Twombly settled in Rome at the end of the decade and began exhibiting his paintings and sculptures throughout Europe, where he achieved the degree of renown accorded his closest contemporaries back in the U.S., Rauschenberg and Jasper Johns.  He has ever since divided his time between Virginia and Rome.

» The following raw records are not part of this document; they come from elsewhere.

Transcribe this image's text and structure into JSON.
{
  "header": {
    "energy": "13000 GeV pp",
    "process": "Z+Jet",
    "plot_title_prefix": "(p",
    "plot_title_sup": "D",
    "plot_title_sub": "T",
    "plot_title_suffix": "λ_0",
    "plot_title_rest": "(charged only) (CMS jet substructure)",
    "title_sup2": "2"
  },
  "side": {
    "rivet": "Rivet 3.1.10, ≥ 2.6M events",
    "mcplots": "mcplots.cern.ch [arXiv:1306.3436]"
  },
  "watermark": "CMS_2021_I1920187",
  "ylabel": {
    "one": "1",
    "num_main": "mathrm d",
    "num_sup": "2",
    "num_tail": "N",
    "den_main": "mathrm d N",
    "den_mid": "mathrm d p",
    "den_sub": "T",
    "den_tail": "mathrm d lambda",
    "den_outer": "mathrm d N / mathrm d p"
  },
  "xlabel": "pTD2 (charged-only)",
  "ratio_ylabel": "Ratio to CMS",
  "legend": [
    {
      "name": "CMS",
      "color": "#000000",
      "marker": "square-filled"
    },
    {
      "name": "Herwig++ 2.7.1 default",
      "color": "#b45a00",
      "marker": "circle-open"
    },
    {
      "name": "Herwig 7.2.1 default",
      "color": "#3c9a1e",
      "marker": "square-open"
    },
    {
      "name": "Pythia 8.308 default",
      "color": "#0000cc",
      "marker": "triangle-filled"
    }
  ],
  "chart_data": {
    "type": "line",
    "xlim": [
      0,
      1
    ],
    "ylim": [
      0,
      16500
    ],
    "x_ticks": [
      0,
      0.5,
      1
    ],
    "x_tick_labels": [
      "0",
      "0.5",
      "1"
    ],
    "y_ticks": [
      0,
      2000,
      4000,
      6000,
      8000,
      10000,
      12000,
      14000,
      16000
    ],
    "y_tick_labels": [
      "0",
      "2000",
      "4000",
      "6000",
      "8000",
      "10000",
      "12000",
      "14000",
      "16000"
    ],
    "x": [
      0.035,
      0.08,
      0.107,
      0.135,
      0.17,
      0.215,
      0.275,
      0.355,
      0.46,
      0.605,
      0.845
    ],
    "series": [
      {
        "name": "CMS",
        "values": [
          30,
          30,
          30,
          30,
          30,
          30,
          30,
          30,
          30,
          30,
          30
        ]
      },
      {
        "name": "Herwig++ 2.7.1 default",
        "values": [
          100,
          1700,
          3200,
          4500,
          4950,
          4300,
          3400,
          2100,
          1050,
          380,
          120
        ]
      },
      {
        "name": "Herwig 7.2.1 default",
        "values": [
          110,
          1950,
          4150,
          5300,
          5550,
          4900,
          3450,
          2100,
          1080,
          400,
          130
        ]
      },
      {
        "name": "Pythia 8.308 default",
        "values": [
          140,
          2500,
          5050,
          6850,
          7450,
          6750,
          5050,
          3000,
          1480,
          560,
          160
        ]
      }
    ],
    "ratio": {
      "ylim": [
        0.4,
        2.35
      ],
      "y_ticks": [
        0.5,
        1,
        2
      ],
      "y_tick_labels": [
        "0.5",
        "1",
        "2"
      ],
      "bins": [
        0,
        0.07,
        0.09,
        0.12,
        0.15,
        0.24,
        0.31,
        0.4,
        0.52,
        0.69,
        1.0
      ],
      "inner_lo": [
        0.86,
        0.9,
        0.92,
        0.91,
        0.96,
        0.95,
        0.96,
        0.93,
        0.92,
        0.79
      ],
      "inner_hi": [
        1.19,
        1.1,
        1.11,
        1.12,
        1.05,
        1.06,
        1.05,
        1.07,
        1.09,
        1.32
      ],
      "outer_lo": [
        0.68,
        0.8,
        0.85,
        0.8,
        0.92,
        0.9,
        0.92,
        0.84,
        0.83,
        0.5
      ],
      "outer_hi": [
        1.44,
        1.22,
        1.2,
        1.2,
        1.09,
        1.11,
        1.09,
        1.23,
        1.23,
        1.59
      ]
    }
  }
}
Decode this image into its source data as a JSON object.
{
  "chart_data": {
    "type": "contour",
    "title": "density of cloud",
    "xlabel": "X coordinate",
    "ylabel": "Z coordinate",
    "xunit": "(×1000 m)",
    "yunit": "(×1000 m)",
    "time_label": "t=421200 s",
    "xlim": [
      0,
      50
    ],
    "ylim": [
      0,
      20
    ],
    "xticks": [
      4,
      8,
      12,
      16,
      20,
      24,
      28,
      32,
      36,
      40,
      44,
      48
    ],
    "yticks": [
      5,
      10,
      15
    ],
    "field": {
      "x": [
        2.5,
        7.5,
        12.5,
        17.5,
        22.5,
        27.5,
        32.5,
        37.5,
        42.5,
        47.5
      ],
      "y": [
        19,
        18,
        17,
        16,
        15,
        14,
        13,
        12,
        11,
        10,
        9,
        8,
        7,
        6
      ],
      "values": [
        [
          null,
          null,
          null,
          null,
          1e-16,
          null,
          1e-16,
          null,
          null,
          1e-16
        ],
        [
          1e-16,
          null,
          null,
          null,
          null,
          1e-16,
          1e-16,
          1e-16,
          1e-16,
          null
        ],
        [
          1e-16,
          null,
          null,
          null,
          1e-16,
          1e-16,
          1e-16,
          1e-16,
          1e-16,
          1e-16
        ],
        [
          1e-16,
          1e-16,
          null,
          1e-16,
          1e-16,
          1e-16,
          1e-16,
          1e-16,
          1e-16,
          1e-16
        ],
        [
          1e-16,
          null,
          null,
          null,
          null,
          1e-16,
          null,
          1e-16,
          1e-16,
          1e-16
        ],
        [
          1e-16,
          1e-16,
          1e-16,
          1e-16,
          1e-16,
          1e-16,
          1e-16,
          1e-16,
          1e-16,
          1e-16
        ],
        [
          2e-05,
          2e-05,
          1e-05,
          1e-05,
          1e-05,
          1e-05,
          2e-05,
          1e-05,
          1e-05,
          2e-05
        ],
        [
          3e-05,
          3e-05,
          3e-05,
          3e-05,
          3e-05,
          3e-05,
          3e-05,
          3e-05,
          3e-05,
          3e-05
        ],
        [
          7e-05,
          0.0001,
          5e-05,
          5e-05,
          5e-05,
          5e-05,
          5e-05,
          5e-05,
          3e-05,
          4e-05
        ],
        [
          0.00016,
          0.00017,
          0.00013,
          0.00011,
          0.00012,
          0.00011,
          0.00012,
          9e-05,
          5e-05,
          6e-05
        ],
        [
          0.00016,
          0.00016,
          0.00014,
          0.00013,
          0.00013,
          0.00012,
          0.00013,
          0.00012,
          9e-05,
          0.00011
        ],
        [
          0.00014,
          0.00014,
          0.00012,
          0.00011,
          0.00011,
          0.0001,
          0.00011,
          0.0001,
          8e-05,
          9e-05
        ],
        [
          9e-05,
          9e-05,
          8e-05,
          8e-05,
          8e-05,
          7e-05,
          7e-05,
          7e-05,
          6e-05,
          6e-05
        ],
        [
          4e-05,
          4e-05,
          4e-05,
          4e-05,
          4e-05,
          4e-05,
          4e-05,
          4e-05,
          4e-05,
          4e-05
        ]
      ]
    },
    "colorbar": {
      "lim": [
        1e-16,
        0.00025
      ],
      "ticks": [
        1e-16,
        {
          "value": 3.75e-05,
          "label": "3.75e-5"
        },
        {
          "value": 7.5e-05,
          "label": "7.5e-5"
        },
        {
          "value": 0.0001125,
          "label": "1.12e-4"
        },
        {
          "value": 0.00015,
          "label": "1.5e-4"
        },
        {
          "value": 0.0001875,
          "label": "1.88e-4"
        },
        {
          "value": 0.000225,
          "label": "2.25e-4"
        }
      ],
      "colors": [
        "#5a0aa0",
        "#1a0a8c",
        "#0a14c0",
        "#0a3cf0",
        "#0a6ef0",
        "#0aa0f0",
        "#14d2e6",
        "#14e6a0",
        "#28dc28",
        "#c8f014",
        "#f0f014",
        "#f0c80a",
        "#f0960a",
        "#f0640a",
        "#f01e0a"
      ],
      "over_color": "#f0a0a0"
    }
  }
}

Twombly was invited to show his work at the 1965 Venice Biennale (the artist has had a long and distinguished history with the exposition, creating the suite of “green paintings” for the 1989 Venice Biennale, and winning the 2001 Golden Lion award).  The Milwaukee Art Center mounted the first retrospective of his work in 1968.  Other major exhibitions include retrospective at the Kunsthuas Zürich in 1987, the Musée National d’ Art Moderne, Paris, in 1988, and the Museum of Modern Art in New York, 1994. On February 10 of the following year, the artist joined Dominique de Menil and Renzo Piano in Houston, for the dedication of the Cy Twombly Gallery. In 2000, Kunstmuseum Basel and the Menil Collection presented Cy Twombly: The Sculpture. In 2005 the exhibition Cy Twombly: Fifty Years of Works on Paper, organized by and originating at the Menil Collection, traveled to MoMA. In the summer of 2008, Tate Modern presented Cy Twombly: Cycles and Seasons, the first major retrospective since the 1994 MoMA exhibition.